The Children and Young People Act
The Children and Young People (Scotland) Act 2014 is rooted in the Getting It Right For Every Child ( GIRFEC) approach, and puts a number of key duties and provisions into statute, including a framework for the assessment of wellbeing (Part 18, section 96), making available a Named Person for every child (Part 4) and for every child who needs one, a statutory planning framework in terms of a single Child's Plan (Part 5). These duties and provisions are due to come into force in August 2016, subject to consultation. These provisions and duties will ensure that public services who come in contact with children and families work together to address wellbeing concerns including risks to the wellbeing of a child through FGM. The Act will ensure that appropriate and proportionate information is shared and action is taken when there is a risk to the wellbeing of a child, this includes sharing of information in relation to adults when this is necessary even where there is a duty of confidentiality.

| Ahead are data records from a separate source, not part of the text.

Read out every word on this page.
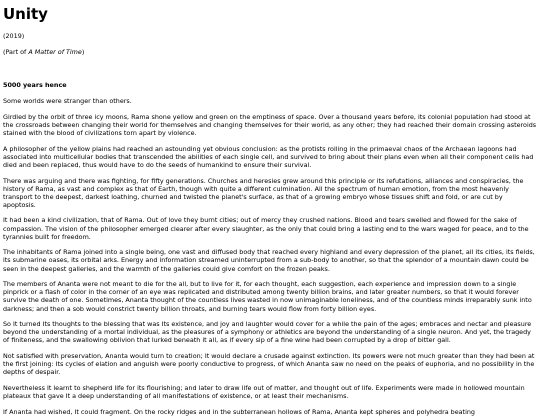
Unity

(2019)

(Part of A Matter of Time)

5000 years hence

Some worlds were stranger than others.

Girdled by the orbit of three icy moons, Rama shone yellow and green on the emptiness of space. Over a thousand years before, its colonial population had stood at the crossroads between changing their world for themselves and changing themselves for their world, as any other; they had reached their domain crossing asteroids stained with the blood of civilizations torn apart by violence.

A philosopher of the yellow plains had reached an astounding yet obvious conclusion: as the protists rolling in the primaeval chaos of the Archaean lagoons had associated into multicellular bodies that transcended the abilities of each single cell, and survived to bring about their plans even when all their component cells had died and been replaced, thus would have to do the seeds of humankind to ensure their survival.

There was arguing and there was fighting, for fifty generations. Churches and heresies grew around this principle or its refutations, alliances and conspiracies, the history of Rama, as vast and complex as that of Earth, though with quite a different culmination. All the spectrum of human emotion, from the most heavenly transport to the deepest, darkest loathing, churned and twisted the planet's surface, as that of a growing embryo whose tissues shift and fold, or are cut by apoptosis.

It had been a kind civilization, that of Rama. Out of love they burnt cities; out of mercy they crushed nations. Blood and tears swelled and flowed for the sake of compassion. The vision of the philosopher emerged clearer after every slaughter, as the only that could bring a lasting end to the wars waged for peace, and to the tyrannies built for freedom.

The inhabitants of Rama joined into a single being, one vast and diffused body that reached every highland and every depression of the planet, all its cities, its fields, its submarine oases, its orbital arks. Energy and information streamed uninterrupted from a sub-body to another, so that the splendor of a mountain dawn could be seen in the deepest galleries, and the warmth of the galleries could give comfort on the frozen peaks.

The members of Ananta were not meant to die for the all, but to live for it, for each thought, each suggestion, each experience and impression down to a single pinprick or a flash of color in the corner of an eye was replicated and distributed among twenty billion brains, and later greater numbers, so that it would forever survive the death of one. Sometimes, Ananta thought of the countless lives wasted in now unimaginable loneliness, and of the countless minds irreparably sunk into darkness; and then a sob would constrict twenty billion throats, and burning tears would flow from forty billion eyes.

So It turned Its thoughts to the blessing that was Its existence, and joy and laughter would cover for a while the pain of the ages; embraces and nectar and pleasure beyond the understanding of a mortal individual, as the pleasures of a symphony or athletics are beyond the understanding of a single neuron. And yet, the tragedy of finiteness, and the swallowing oblivion that lurked beneath it all, as if every sip of a fine wine had been corrupted by a drop of bitter gall.

Not satisfied with preservation, Ananta would turn to creation; It would declare a crusade against extinction. Its powers were not much greater than they had been at the first joining: Its cycles of elation and anguish were poorly conductive to progress, of which Ananta saw no need on the peaks of euphoria, and no possibility in the depths of despair.

Nevertheless It learnt to shepherd life for its flourishing; and later to draw life out of matter, and thought out of life. Experiments were made in hollowed mountain plateaux that gave It a deep understanding of all manifestations of existence, or at least their mechanisms.

If Ananta had wished, It could fragment. On the rocky ridges and in the subterranean hollows of Rama, Ananta kept spheres and polyhedra beating
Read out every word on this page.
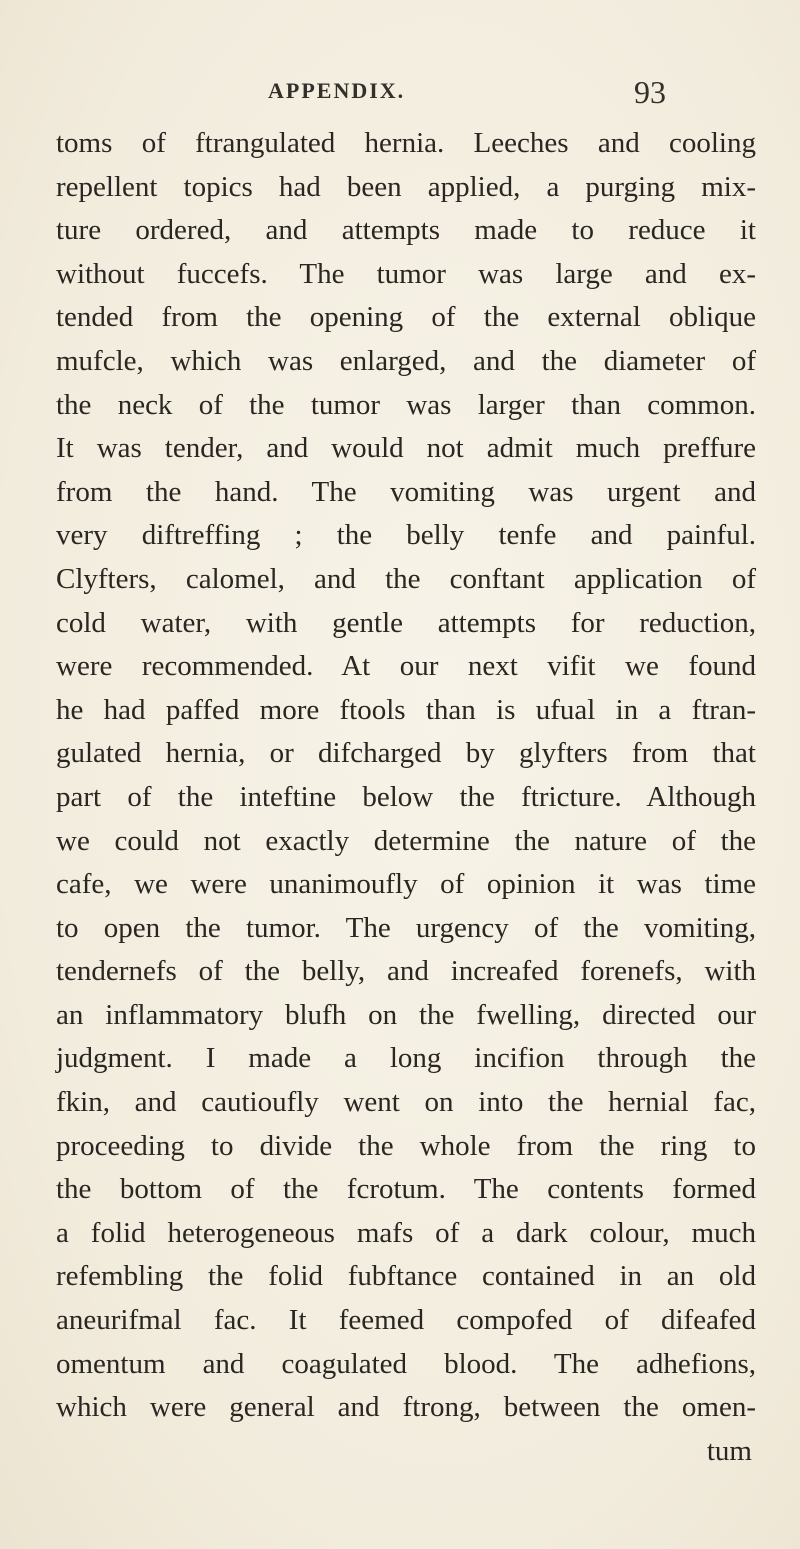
APPENDIX.	93
toms of ftrangulated hernia. Leeches and cooling
repellent topics had been applied, a purging mix-
ture ordered, and attempts made to reduce it
without fuccefs. The tumor was large and ex-
tended from the opening of the external oblique
mufcle, which was enlarged, and the diameter of
the neck of the tumor was larger than common.
It was tender, and would not admit much preffure
from the hand. The vomiting was urgent and
very diftreffing ; the belly tenfe and painful.
Clyfters, calomel, and the conftant application of
cold water, with gentle attempts for reduction,
were recommended. At our next vifit we found
he had paffed more ftools than is ufual in a ftran-
gulated hernia, or difcharged by glyfters from that
part of the inteftine below the ftricture. Although
we could not exactly determine the nature of the
cafe, we were unanimoufly of opinion it was time
to open the tumor. The urgency of the vomiting,
tendernefs of the belly, and increafed forenefs, with
an inflammatory blufh on the fwelling, directed our
judgment. I made a long incifion through the
fkin, and cautioufly went on into the hernial fac,
proceeding to divide the whole from the ring to
the bottom of the fcrotum. The contents formed
a folid heterogeneous mafs of a dark colour, much
refembling the folid fubftance contained in an old
aneurifmal fac. It feemed compofed of difeafed
omentum and coagulated blood. The adhefions,
which were general and ftrong, between the omen-
tum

Scotland's National Action Plan for Human Rights, and the international human rights framework
Scotland's National Action Plan for Human Rights ( SNAP)  is a roadmap for the realisation of all internationally recognised human rights. It is based on evidence and broad participation. It has been developed by a Drafting Group from across the public and voluntary sectors and overseen by an Advisory Council whose members reflect the diversity of Scottish civic life. SNAP's vision is of a Scotland in which everyone is able to live with human dignity. SNAP will coordinate action by a wide range of public bodies and voluntary organisations towards achieving this vision. It contains agreed outcomes, priorities and a process for working together from 2013-2017 to progressively realise the potential of human rights in all areas of life. There is a specific objective to enhance respect, protection and fulfillment of human rights to achieve justice and safety for all. The research underpinning SNAP recognises that Scotland's approach to addressing violence against women and girls has been widely praised.
Equality Act 2010
The Equality Act 2010  places a duty on public bodies to eliminate discrimination, harassment, and victimisation of individuals; advance equality of opportunity between persons who share a protected characteristic and those who do not and to foster good relations between people who share a protected characteristic and those who do not. Identifying and responding to needs of those affected by gender-based violence, including FGM, is one way in which many public agencies are working meet their responsibilities under the Act.
The role of the Scottish Parliament Equal Opportunities Committee ( EOC)
During 2014, the Scottish Parliament's Equal Opportunities Committee  took evidence from stakeholders and Scottish Government officials on what is being done to tackle FGM in Scotland. The convener of the committee also met with the Cabinet Secretary for Social Justice, Communities and Pensioners' Rights to hear about ongoing work. The Equal Opportunities Committee maintains a keen interest in the work being carried out in Scotland to eradicate FGM.